We are testing this hypothesis by using animals that lack both dmGluRA and dFMRP. We are employing physiology and molecular tools to understand the roles of each protein in FXS.We are also using drugs that specifically block mGluR signaling to identify the convergence of these two important biological pathways. This research may lead to developing new drugs that specifically target molecules involved in the disease and avoid those which may lead to unwanted side-effects.

Kendal Broadie, Ph.D. Principal Investigator
Yong Zhang, Ph.D. Postdoctoral Fellow
University of Utah

By Yong Zhang and Kendal Broadie, 3/2001

One of the most compelling challenges in fragile X research is to understand how lack of the affected protein (FMRP) gives rise to mental impairment and associated behavioral abnormalities. A potentially fruitful approach is to assay FRAXA gene (FMR1) function within a simple, well-characterized genetic model organism such as the fruitfly, Drosophila melanogaster. Drosophila has a long and distinguished history as a genetic system to assay underlying causes of inherited human genetic diseases. In the last few years, Drosophila has contributed enormously to our understanding of a number of common neurodegenerative diseases including Alzheimer's and Parkinson's disease. We anticipate a similar revolution in our understanding of fragile X through developing a Drosophila model.

Last year, we identified and characterized a Drosophila FMR1 gene homologue (i.e. highly similar gene) which is now named dFMR1. Like its human counterpart, the dFMR1 protein product is highly expressed in most, if not all, nerve cells of the central nervous system, from embryogenesis to adulthood. Like human patients, when dFMR1 is completely removed from the fly genome (i.e. null mutants), the mutant fly is fully viable and morphologically normal, but exhibits uncoordinated movement behaviors. Microscopic assays of these mutants show that neuronal synapses (where a neuron communicates with another neuron or with a muscle cell) develop abnormally, resulting in clear structural defects. When dFMR1 is over-expressed in transgenic flies, making excess protein, an opposite structural change is observed. These results show that the level of dFMR1 protein directly dictates the level of synaptic structural development. Similarly, electrophysiological assays of synaptic function in both mutants and transgenic flies show that neurotransmission is abnormal, in agreement with the severity of the structural defects. These phenotypes, together with complementary human and mouse studies, strongly suggest that fragile X Syndrome may result from synaptic defects.
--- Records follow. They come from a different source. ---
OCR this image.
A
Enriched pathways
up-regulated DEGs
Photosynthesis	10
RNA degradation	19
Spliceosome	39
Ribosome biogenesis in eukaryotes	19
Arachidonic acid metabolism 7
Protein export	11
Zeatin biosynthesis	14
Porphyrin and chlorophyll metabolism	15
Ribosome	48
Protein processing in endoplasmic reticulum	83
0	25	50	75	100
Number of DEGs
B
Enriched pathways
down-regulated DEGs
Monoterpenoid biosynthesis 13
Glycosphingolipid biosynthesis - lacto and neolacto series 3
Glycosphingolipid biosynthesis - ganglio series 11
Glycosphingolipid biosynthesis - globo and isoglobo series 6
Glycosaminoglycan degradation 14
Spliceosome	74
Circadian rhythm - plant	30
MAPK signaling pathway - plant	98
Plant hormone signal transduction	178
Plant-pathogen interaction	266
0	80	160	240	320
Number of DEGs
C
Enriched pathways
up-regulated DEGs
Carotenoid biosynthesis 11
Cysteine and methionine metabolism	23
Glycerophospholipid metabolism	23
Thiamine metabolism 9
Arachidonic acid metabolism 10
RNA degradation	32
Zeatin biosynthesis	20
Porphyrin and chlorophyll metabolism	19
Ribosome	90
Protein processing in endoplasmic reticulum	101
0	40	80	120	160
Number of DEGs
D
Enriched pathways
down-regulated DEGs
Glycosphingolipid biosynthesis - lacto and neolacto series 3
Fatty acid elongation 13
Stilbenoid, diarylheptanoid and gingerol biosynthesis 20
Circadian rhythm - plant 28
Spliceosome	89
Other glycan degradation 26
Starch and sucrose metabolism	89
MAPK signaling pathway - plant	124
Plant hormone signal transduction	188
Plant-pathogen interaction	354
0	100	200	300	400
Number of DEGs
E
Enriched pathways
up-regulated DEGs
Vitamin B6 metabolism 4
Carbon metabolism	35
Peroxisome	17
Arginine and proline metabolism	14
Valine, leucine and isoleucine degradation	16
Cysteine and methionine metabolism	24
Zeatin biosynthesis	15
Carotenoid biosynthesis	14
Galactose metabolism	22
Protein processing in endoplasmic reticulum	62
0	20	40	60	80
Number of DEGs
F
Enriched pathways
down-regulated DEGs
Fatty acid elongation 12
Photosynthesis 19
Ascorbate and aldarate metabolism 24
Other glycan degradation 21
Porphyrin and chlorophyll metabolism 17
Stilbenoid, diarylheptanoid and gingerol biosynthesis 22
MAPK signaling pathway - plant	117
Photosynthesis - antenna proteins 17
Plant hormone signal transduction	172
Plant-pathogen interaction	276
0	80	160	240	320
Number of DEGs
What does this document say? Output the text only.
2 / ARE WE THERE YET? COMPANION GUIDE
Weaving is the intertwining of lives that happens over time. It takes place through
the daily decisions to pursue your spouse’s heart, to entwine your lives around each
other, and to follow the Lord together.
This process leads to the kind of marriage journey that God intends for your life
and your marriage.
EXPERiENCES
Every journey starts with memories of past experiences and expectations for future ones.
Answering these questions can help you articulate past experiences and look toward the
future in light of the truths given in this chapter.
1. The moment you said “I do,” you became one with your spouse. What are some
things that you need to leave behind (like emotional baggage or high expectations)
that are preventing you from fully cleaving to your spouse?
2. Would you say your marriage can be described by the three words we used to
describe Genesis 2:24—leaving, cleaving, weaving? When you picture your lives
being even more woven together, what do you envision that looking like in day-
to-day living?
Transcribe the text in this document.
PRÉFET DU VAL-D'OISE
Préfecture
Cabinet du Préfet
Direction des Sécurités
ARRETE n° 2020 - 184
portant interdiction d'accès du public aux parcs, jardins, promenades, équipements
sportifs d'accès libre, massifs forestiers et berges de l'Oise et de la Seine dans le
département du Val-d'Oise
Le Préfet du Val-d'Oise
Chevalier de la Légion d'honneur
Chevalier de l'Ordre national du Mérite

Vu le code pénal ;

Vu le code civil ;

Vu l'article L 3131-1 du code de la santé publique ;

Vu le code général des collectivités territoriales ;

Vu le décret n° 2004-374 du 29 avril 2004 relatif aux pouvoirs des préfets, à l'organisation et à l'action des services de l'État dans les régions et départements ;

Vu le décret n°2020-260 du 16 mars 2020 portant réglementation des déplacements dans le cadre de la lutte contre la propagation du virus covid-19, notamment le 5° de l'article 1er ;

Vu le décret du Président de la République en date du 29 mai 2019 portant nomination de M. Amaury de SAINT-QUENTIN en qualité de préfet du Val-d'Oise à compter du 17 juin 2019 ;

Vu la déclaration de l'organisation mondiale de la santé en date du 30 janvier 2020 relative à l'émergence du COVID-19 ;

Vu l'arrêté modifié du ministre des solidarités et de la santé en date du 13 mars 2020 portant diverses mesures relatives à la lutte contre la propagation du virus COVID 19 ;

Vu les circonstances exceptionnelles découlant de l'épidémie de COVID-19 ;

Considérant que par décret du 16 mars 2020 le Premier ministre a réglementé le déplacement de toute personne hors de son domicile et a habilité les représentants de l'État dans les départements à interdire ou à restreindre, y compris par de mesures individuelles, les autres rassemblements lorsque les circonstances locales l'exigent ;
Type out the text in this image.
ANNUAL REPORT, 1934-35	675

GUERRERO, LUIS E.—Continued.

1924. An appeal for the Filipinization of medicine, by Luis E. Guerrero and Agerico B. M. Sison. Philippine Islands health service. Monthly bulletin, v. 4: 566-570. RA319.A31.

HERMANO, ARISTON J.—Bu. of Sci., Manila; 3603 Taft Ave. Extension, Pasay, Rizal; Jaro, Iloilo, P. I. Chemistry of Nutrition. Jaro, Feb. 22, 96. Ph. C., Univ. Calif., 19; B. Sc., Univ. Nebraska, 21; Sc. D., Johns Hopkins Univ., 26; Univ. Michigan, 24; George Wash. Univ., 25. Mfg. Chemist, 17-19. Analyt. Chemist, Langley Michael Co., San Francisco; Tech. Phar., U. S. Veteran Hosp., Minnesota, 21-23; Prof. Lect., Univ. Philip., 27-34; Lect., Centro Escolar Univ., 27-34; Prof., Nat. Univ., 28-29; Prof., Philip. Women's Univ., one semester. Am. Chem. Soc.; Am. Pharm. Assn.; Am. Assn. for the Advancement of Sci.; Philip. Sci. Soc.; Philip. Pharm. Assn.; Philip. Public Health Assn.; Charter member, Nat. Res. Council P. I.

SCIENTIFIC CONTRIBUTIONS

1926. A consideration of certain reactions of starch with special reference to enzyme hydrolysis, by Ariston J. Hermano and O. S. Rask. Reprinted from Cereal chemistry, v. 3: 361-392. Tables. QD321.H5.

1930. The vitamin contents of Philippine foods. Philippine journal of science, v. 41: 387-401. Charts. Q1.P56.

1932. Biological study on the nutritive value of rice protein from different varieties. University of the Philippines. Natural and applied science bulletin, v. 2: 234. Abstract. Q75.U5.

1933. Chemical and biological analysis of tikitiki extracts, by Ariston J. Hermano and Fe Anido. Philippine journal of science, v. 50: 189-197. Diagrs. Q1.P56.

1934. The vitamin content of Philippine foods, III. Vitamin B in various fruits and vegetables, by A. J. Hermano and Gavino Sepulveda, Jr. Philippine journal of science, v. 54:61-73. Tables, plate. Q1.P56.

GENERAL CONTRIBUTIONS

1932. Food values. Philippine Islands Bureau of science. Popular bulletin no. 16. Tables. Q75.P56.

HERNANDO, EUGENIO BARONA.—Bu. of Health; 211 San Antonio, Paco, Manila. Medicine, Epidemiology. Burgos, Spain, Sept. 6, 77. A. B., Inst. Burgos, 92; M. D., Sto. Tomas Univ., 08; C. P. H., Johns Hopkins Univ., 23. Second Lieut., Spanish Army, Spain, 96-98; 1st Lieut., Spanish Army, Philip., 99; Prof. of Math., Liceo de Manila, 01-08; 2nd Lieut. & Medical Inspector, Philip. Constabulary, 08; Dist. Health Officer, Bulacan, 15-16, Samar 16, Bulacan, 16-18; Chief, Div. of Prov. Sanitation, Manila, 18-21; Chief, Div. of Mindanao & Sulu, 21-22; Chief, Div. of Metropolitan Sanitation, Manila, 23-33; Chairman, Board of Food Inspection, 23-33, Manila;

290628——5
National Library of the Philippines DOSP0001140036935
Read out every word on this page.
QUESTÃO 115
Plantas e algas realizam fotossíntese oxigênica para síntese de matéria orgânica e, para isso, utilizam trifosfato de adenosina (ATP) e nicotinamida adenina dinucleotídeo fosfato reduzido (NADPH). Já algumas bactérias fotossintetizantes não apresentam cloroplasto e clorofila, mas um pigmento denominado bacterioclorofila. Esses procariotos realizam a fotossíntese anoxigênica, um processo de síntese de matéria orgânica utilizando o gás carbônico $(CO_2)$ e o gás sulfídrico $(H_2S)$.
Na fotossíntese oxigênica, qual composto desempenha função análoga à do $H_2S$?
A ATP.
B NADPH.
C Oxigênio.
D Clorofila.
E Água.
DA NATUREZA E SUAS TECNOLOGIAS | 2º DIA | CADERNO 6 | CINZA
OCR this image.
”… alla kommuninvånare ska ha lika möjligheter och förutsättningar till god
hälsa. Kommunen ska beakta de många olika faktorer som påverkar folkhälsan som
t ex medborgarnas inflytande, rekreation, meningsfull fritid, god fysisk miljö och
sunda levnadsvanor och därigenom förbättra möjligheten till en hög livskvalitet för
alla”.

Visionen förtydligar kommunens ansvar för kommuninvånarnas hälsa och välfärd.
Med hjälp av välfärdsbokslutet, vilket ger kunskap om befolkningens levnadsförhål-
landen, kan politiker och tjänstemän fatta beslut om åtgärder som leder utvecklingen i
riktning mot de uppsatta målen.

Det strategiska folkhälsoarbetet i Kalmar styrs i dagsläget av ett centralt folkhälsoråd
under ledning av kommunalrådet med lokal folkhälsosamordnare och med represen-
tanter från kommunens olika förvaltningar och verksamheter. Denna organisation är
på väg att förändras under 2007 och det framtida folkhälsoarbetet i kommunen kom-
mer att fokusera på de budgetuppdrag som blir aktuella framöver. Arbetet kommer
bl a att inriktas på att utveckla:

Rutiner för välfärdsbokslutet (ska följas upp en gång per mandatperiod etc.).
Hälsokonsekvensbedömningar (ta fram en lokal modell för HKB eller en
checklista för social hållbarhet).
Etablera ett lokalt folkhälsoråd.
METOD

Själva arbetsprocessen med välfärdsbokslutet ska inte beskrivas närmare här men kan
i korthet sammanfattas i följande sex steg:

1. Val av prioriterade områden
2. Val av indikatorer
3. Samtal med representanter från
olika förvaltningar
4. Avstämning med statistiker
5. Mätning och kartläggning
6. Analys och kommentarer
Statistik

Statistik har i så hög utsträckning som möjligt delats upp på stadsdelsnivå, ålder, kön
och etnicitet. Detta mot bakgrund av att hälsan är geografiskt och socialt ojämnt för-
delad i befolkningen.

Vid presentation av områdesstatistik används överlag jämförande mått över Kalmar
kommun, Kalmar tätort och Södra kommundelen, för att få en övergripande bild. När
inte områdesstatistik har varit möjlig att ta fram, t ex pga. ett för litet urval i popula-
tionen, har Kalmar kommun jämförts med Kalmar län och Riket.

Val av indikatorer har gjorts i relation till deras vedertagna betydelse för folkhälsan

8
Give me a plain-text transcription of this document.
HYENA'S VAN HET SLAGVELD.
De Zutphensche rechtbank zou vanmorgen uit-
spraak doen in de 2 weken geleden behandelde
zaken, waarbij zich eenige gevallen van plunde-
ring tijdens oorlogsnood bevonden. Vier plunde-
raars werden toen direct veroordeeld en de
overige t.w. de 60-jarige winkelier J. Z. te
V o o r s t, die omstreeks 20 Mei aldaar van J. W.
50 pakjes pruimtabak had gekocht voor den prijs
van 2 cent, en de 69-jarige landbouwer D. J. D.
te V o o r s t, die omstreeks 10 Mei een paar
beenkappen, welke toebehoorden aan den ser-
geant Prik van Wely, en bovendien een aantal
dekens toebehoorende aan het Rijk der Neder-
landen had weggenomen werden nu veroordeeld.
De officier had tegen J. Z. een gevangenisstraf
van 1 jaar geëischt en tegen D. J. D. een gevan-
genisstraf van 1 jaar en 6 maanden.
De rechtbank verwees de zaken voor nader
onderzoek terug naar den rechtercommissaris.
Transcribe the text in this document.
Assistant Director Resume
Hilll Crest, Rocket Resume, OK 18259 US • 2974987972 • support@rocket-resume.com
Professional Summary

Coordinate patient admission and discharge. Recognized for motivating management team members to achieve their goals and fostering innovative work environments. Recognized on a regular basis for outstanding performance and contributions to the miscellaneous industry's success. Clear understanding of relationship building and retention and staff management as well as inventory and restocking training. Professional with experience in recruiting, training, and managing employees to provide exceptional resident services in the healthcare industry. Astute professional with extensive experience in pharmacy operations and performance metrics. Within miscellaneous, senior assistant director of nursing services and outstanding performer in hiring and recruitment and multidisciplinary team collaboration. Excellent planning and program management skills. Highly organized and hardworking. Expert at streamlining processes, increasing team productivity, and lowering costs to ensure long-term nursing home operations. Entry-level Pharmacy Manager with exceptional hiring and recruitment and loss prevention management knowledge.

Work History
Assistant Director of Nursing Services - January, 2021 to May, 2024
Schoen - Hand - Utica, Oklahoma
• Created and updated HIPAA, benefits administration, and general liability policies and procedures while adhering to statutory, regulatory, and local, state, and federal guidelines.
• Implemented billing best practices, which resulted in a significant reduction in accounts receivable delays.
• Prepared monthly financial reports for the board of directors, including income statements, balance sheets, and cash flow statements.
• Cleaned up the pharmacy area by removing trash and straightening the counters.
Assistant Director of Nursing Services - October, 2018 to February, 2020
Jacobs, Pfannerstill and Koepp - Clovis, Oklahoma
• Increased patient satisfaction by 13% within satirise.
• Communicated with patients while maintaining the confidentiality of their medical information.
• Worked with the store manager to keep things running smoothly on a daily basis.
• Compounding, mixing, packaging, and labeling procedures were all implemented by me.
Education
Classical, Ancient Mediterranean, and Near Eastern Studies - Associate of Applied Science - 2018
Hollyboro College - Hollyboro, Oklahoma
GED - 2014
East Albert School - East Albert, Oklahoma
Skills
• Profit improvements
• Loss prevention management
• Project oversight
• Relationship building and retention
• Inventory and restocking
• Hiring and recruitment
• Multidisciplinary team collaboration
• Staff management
This year, we will focus on looking for dFMR1 interacting partners by employing powerful genetic interaction screens available only in Drosophila. We will mutate the entire fruit fly genome while screening for genes which can ameliorate fragile X symptoms in flies. Identifying and characterizing genes which interact with dFMR1 will help us understand the mechanism by which the fragile X gene and its protein product perform their normal function - and what goes wrong in the absence of the protein. We intend to use this information to develop treatments for fragile X.

This grant was approved by FRAXA's Directors for a second year of funding, but, happily, it will be funded at a higher level by the NIH/FRAXA joint funding initiative. A small bridge grant was awarded until the NIH funding kicked in.